El enfrentamiento no es necesariamente contra el hombre de carne y hueso; entre opositores iracundos y violentos defensores del régimen militar de Nicolás Maduro; es decir, entre los que armados de gritos y consignas se enfrentan al corazón animal de quienes lanzan lacrimógenas, perdigones, balas de plomo y movilizan tanquetas. A veces, nos enfrentamos a las tinieblas, luchamos contra los espíritus malignos que se adueñan de nuestras almas, y asistimos al combate entre el bien y el mal; la lucha contra el Chávez que todos llevamos dentro y algunos dejan escapar para que la crueldad se esparza en el aire contribuyendo a la ruina del país que Nicolás Maduro ha terminado de devastar.

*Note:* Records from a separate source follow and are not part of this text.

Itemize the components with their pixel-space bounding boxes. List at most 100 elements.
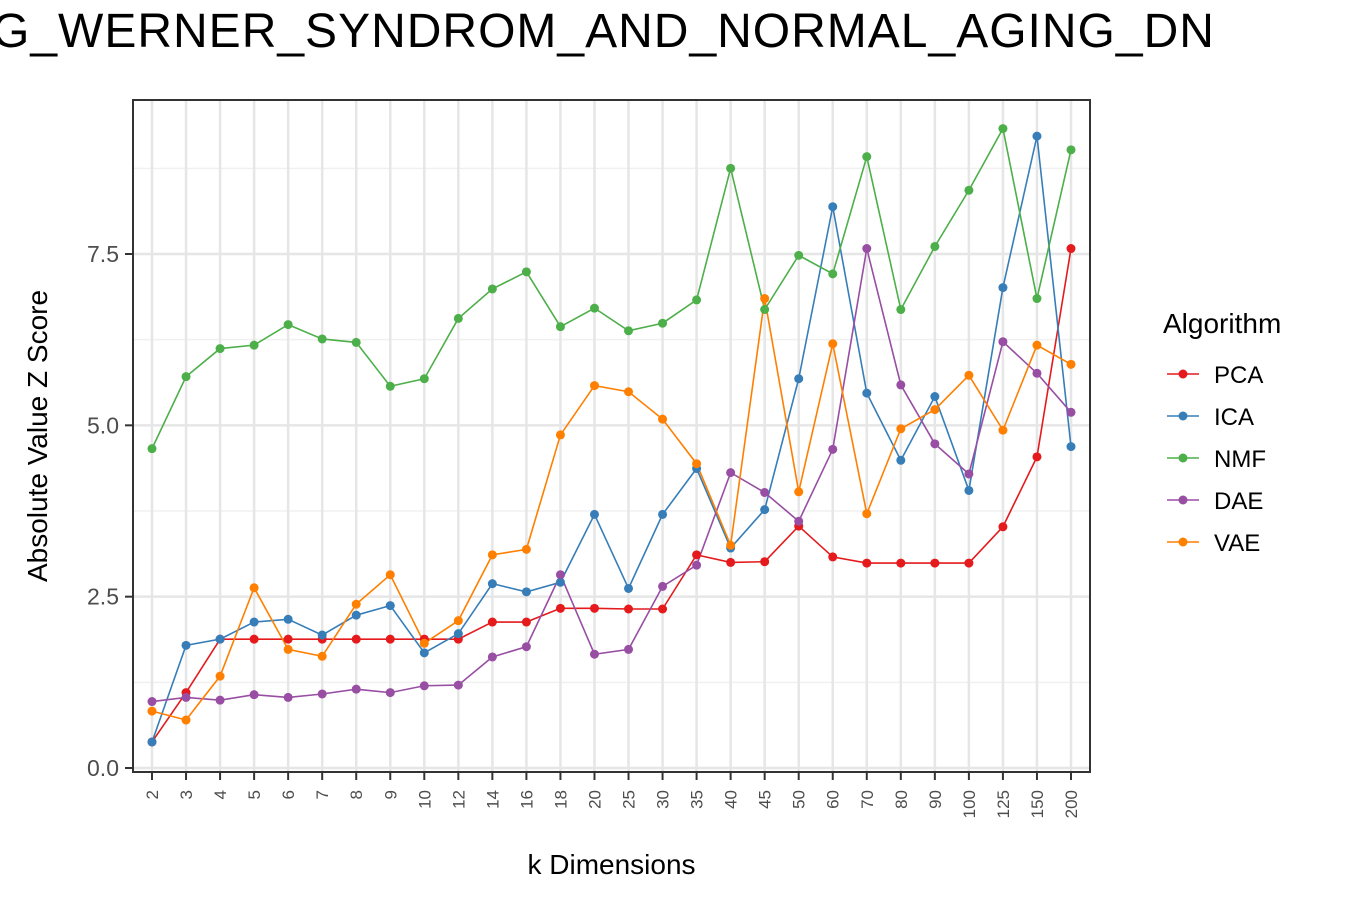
nmf-point	[249, 340, 259, 350]
pca-point	[624, 604, 634, 614]
nmf-point	[487, 284, 497, 294]
legend-key-point	[1178, 537, 1188, 547]
vae-point	[624, 387, 634, 397]
dae-point	[555, 570, 565, 580]
nmf-point	[658, 318, 668, 328]
y-tick-label: 7.5	[87, 241, 119, 267]
legend-label: VAE	[1214, 530, 1260, 557]
pca-point	[726, 557, 736, 567]
chart-title: G_WERNER_SYNDROM_AND_NORMAL_AGING_DN	[0, 5, 1215, 58]
x-tick-label: 50	[790, 790, 809, 809]
vae-point	[998, 425, 1008, 435]
grid-lines	[133, 100, 1090, 772]
nmf-point	[794, 250, 804, 260]
ica-point	[760, 505, 770, 515]
vae-point	[249, 583, 259, 593]
nmf-point	[419, 374, 429, 384]
vae-point	[896, 424, 906, 434]
ica-point	[453, 629, 463, 639]
pca-point	[998, 522, 1008, 532]
ica-point	[998, 283, 1008, 293]
dae-point	[828, 444, 838, 454]
vae-point	[147, 706, 157, 716]
nmf-point	[385, 381, 395, 391]
x-tick-label: 45	[756, 790, 775, 809]
ica-point	[1066, 442, 1076, 452]
ica-point	[589, 509, 599, 519]
dae-point	[1066, 407, 1076, 417]
x-axis-title: k Dimensions	[527, 849, 695, 880]
nmf-series-line	[151, 126, 1072, 449]
pca-point	[930, 558, 940, 568]
vae-point	[828, 339, 838, 349]
ica-point	[862, 388, 872, 398]
ica-point	[249, 617, 259, 627]
plot-panel-border	[132, 99, 1091, 773]
pca-series-line	[151, 248, 1072, 743]
ica-point	[385, 601, 395, 611]
nmf-point	[998, 124, 1008, 134]
dae-point	[215, 695, 225, 705]
vae-point	[760, 294, 770, 304]
vae-point	[215, 671, 225, 681]
vae-point	[555, 430, 565, 440]
vae-point	[964, 370, 974, 380]
dae-point	[453, 680, 463, 690]
x-tick-label: 2	[143, 790, 162, 799]
nmf-point	[896, 305, 906, 315]
legend-label: NMF	[1214, 446, 1266, 473]
nmf-point	[692, 295, 702, 305]
nmf-point	[181, 372, 191, 382]
x-tick-label: 30	[654, 790, 673, 809]
x-tick-label: 40	[722, 790, 741, 809]
pca-point	[1032, 452, 1042, 462]
dae-point	[998, 337, 1008, 347]
x-tick-label: 5	[245, 790, 264, 799]
dae-point	[862, 244, 872, 254]
legend-item: ICA	[1167, 404, 1254, 431]
legend-item: DAE	[1167, 488, 1263, 515]
vae-point	[692, 459, 702, 469]
y-tick-label: 5.0	[87, 412, 119, 438]
nmf-point	[964, 185, 974, 195]
legend-item: NMF	[1167, 446, 1266, 473]
legend-label: PCA	[1214, 362, 1263, 389]
dae-point	[181, 692, 191, 702]
ica-point	[1032, 131, 1042, 141]
pca-point	[351, 634, 361, 644]
ica-point	[215, 634, 225, 644]
pca-point	[964, 558, 974, 568]
dae-point	[487, 652, 497, 662]
ica-point	[794, 374, 804, 384]
ica-point	[658, 509, 668, 519]
pca-point	[692, 550, 702, 560]
vae-point	[589, 381, 599, 391]
legend-label: ICA	[1214, 404, 1254, 431]
nmf-point	[317, 334, 327, 344]
pca-point	[487, 617, 497, 627]
x-tick-label: 6	[279, 790, 298, 799]
vae-point	[283, 644, 293, 654]
vae-point	[794, 487, 804, 497]
dae-point	[760, 487, 770, 497]
nmf-point	[862, 152, 872, 162]
pca-point	[385, 634, 395, 644]
legend-key-point	[1178, 369, 1188, 379]
nmf-point	[760, 305, 770, 315]
ica-point	[964, 485, 974, 495]
ica-point	[283, 614, 293, 624]
vae-point	[1032, 340, 1042, 350]
nmf-point	[215, 344, 225, 354]
vae-point	[385, 570, 395, 580]
y-tick-label: 2.5	[87, 584, 119, 610]
series-lines	[151, 126, 1072, 743]
pca-point	[1066, 244, 1076, 254]
dae-point	[896, 380, 906, 390]
ica-point	[555, 577, 565, 587]
nmf-point	[930, 241, 940, 251]
nmf-point	[555, 322, 565, 332]
x-tick-label: 12	[449, 790, 468, 809]
nmf-point	[726, 163, 736, 173]
ica-point	[896, 455, 906, 465]
dae-point	[589, 649, 599, 659]
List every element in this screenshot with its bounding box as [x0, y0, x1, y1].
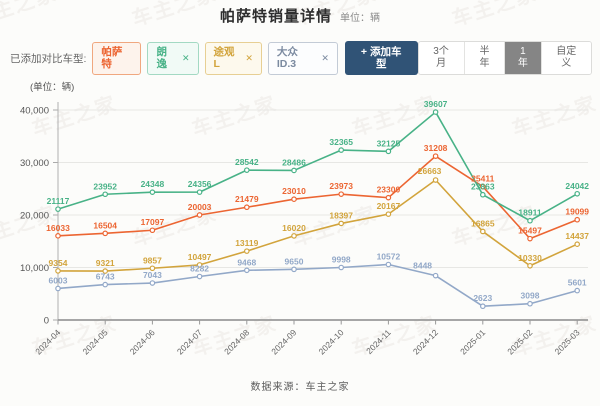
svg-text:25411: 25411 — [471, 174, 494, 184]
svg-text:28542: 28542 — [235, 157, 259, 167]
toolbar: 已添加对比车型: 帕萨特 朗逸 ✕ 途观L ✕ 大众ID.3 ✕ + 添加车型 3个月 半年 1… — [10, 41, 592, 76]
svg-text:16865: 16865 — [471, 218, 495, 228]
svg-text:16020: 16020 — [282, 223, 306, 233]
close-icon[interactable]: ✕ — [181, 52, 190, 63]
svg-text:23863: 23863 — [471, 182, 495, 192]
svg-text:21479: 21479 — [235, 194, 259, 204]
svg-text:5601: 5601 — [568, 278, 587, 288]
svg-text:9354: 9354 — [49, 258, 68, 268]
svg-text:32125: 32125 — [377, 138, 401, 148]
svg-text:21117: 21117 — [47, 196, 70, 206]
range-group: 3个月 半年 1年 自定义 — [417, 41, 592, 76]
svg-text:2024-08: 2024-08 — [222, 327, 251, 356]
svg-text:28486: 28486 — [282, 157, 306, 167]
header-unit-label: 单位：辆 — [340, 13, 380, 24]
footer: 数据来源：车主之家 — [0, 377, 600, 395]
chip-label: 朗逸 — [156, 45, 167, 71]
svg-text:23952: 23952 — [93, 181, 117, 191]
svg-text:8448: 8448 — [413, 261, 432, 271]
sales-line-chart: (单位：辆) 0 10,000 20,000 30,000 40,000 2024-04 20… — [20, 81, 589, 356]
svg-text:14437: 14437 — [565, 231, 589, 241]
svg-text:2024-12: 2024-12 — [411, 327, 440, 356]
chip-label: 帕萨特 — [101, 45, 123, 71]
svg-text:(单位：辆): (单位：辆) — [30, 81, 74, 93]
svg-text:3098: 3098 — [521, 291, 540, 301]
svg-text:10572: 10572 — [377, 251, 401, 261]
svg-text:8282: 8282 — [190, 264, 209, 274]
svg-text:2025-01: 2025-01 — [458, 327, 487, 356]
chart-area: (单位：辆) 0 10,000 20,000 30,000 40,000 2024-04 20… — [0, 76, 600, 375]
svg-text:16504: 16504 — [93, 220, 117, 230]
svg-text:10497: 10497 — [188, 252, 212, 262]
svg-text:16033: 16033 — [46, 223, 70, 233]
svg-text:2024-11: 2024-11 — [364, 327, 393, 356]
svg-text:0: 0 — [44, 316, 49, 327]
add-model-button[interactable]: + 添加车型 — [344, 41, 418, 76]
compare-chip-tiguan-l[interactable]: 途观L ✕ — [204, 41, 262, 75]
svg-text:2024-05: 2024-05 — [80, 327, 109, 356]
svg-text:13119: 13119 — [235, 238, 258, 248]
svg-text:10330: 10330 — [518, 253, 542, 263]
range-button-6m[interactable]: 半年 — [463, 42, 505, 75]
header: 帕萨特销量详情 单位：辆 — [0, 5, 600, 26]
svg-text:20,000: 20,000 — [20, 211, 49, 222]
svg-text:10,000: 10,000 — [20, 263, 49, 274]
range-button-custom[interactable]: 自定义 — [540, 42, 591, 75]
svg-text:9650: 9650 — [285, 256, 304, 266]
close-icon[interactable]: ✕ — [245, 52, 253, 63]
svg-text:20003: 20003 — [188, 202, 212, 212]
range-button-3m[interactable]: 3个月 — [418, 42, 464, 75]
svg-text:9321: 9321 — [96, 258, 115, 268]
range-button-1y[interactable]: 1年 — [504, 42, 541, 75]
compare-chip-passat[interactable]: 帕萨特 — [92, 41, 142, 75]
svg-text:2024-06: 2024-06 — [128, 327, 157, 356]
svg-text:23973: 23973 — [329, 181, 353, 191]
svg-text:6003: 6003 — [49, 275, 68, 285]
svg-text:18911: 18911 — [518, 208, 541, 218]
svg-text:2024-04: 2024-04 — [33, 327, 62, 356]
svg-text:2024-09: 2024-09 — [269, 327, 298, 356]
svg-text:2024-07: 2024-07 — [175, 327, 204, 356]
svg-text:17097: 17097 — [141, 217, 165, 227]
svg-text:26663: 26663 — [418, 166, 442, 176]
svg-text:2024-10: 2024-10 — [316, 327, 345, 356]
svg-text:2025-03: 2025-03 — [552, 327, 581, 356]
data-source: 数据来源：车主之家 — [250, 382, 350, 393]
svg-text:24042: 24042 — [565, 181, 589, 191]
svg-text:9857: 9857 — [143, 255, 162, 265]
close-icon[interactable]: ✕ — [321, 52, 329, 63]
svg-text:7043: 7043 — [143, 270, 162, 280]
compare-label: 已添加对比车型: — [10, 52, 87, 65]
svg-text:2623: 2623 — [473, 293, 492, 303]
svg-text:23010: 23010 — [282, 186, 306, 196]
svg-text:2025-02: 2025-02 — [505, 327, 534, 356]
svg-text:18397: 18397 — [329, 210, 353, 220]
compare-chip-lavida[interactable]: 朗逸 ✕ — [147, 41, 199, 75]
svg-text:31208: 31208 — [424, 143, 448, 153]
page-title: 帕萨特销量详情 — [219, 8, 332, 25]
svg-text:32365: 32365 — [329, 137, 353, 147]
svg-text:40,000: 40,000 — [20, 106, 49, 117]
svg-text:9468: 9468 — [237, 257, 256, 267]
compare-chips: 帕萨特 朗逸 ✕ 途观L ✕ 大众ID.3 ✕ — [92, 41, 338, 75]
svg-text:24348: 24348 — [141, 179, 165, 189]
svg-text:15497: 15497 — [518, 226, 542, 236]
svg-text:6743: 6743 — [96, 272, 115, 282]
svg-text:20167: 20167 — [377, 201, 401, 211]
compare-chip-vw-id3[interactable]: 大众ID.3 ✕ — [267, 41, 338, 75]
svg-text:9998: 9998 — [332, 255, 351, 265]
svg-text:19099: 19099 — [565, 207, 589, 217]
chip-label: 大众ID.3 — [276, 45, 298, 71]
svg-text:23300: 23300 — [377, 185, 401, 195]
svg-text:30,000: 30,000 — [20, 158, 49, 169]
svg-text:24356: 24356 — [188, 179, 212, 189]
svg-text:39607: 39607 — [424, 99, 448, 109]
chip-label: 途观L — [213, 45, 235, 71]
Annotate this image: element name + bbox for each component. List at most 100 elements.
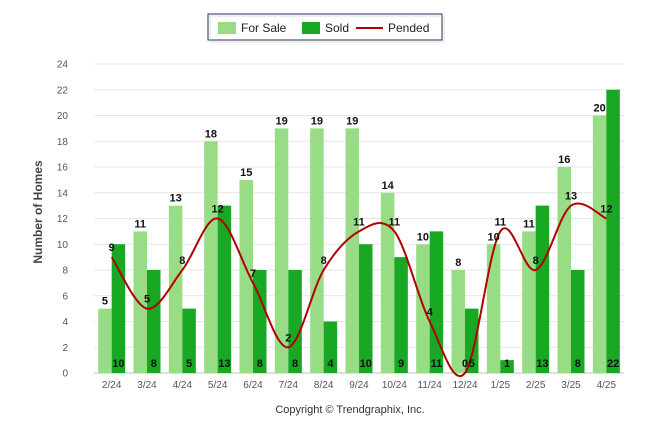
x-tick-label: 2/24 [102, 380, 122, 391]
bar-for-sale[interactable] [98, 308, 112, 373]
data-label-sold: 11 [431, 358, 443, 370]
bar-sold[interactable] [359, 244, 373, 373]
bar-for-sale[interactable] [451, 270, 466, 373]
bar-for-sale[interactable] [522, 231, 536, 373]
data-label-for-sale: 5 [102, 296, 108, 308]
y-tick-label: 16 [57, 163, 69, 174]
legend-item-for-sale[interactable]: For Sale [218, 21, 287, 35]
bar-sold[interactable] [323, 321, 338, 374]
data-label-pended: 11 [389, 216, 401, 228]
legend-item-sold[interactable]: Sold [302, 21, 349, 35]
y-tick-label: 10 [57, 240, 69, 251]
bar-for-sale[interactable] [168, 205, 183, 373]
bar-for-sale[interactable] [274, 128, 289, 373]
data-label-pended: 13 [565, 191, 577, 203]
bar-sold[interactable] [571, 270, 585, 373]
data-label-for-sale: 11 [523, 218, 535, 230]
data-label-for-sale: 14 [381, 180, 394, 192]
data-label-sold: 8 [151, 358, 157, 370]
data-label-sold: 10 [360, 358, 372, 370]
legend: For Sale Sold Pended [207, 13, 445, 43]
bars [98, 89, 620, 374]
x-tick-label: 3/25 [561, 380, 581, 391]
bar-for-sale[interactable] [310, 128, 324, 373]
bar-sold[interactable] [182, 308, 196, 373]
bar-for-sale[interactable] [486, 244, 501, 373]
x-tick-label: 4/24 [173, 380, 193, 391]
data-label-pended: 9 [109, 242, 115, 254]
legend-item-pended[interactable]: Pended [356, 21, 429, 35]
x-tick-label: 8/24 [314, 380, 334, 391]
y-tick-label: 8 [62, 266, 68, 277]
y-tick-label: 0 [62, 369, 68, 380]
y-tick-label: 18 [57, 137, 69, 148]
data-label-for-sale: 11 [134, 218, 146, 230]
bar-sold[interactable] [606, 89, 620, 373]
bar-sold[interactable] [288, 270, 302, 373]
bar-for-sale[interactable] [592, 115, 607, 374]
data-label-pended: 11 [353, 216, 365, 228]
data-label-sold: 8 [292, 358, 298, 370]
data-label-pended: 8 [179, 255, 185, 267]
bar-sold[interactable] [535, 205, 550, 373]
y-tick-label: 6 [62, 291, 68, 302]
data-label-for-sale: 13 [169, 193, 181, 205]
data-label-sold: 5 [186, 358, 192, 370]
data-label-for-sale: 19 [346, 115, 358, 127]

Entonces se emplean las armas que se consideren adecuadas: si se trata de ir contra contra las tinieblas, valen las armas de la cultura, de la esperanza y en algunos opositores, las de la oración. Pero cuando el enemigo no está dentro de mí y es político se descubre mas avieso, violento y desalmado. Entonces emplea, no el puñal o el cuchillo que son armas innobles y de traición, sino las de Robocop empuñadas no para obtener una victoria sino para aniquilar al opositor.
Lo terrible es que las armas poseen un caracter ambivalente. Con ellas impartimos y hacemos justicia, pero también sembramos la muerte y el terror entre los vecinos, y el regimen militar puede convertir la parroquia de El Valle en un campo de exterminio sin rendir cuentas de cuántos muertos fueron o si portaban la cédula de identidad al ser masacrados o eletrocutados.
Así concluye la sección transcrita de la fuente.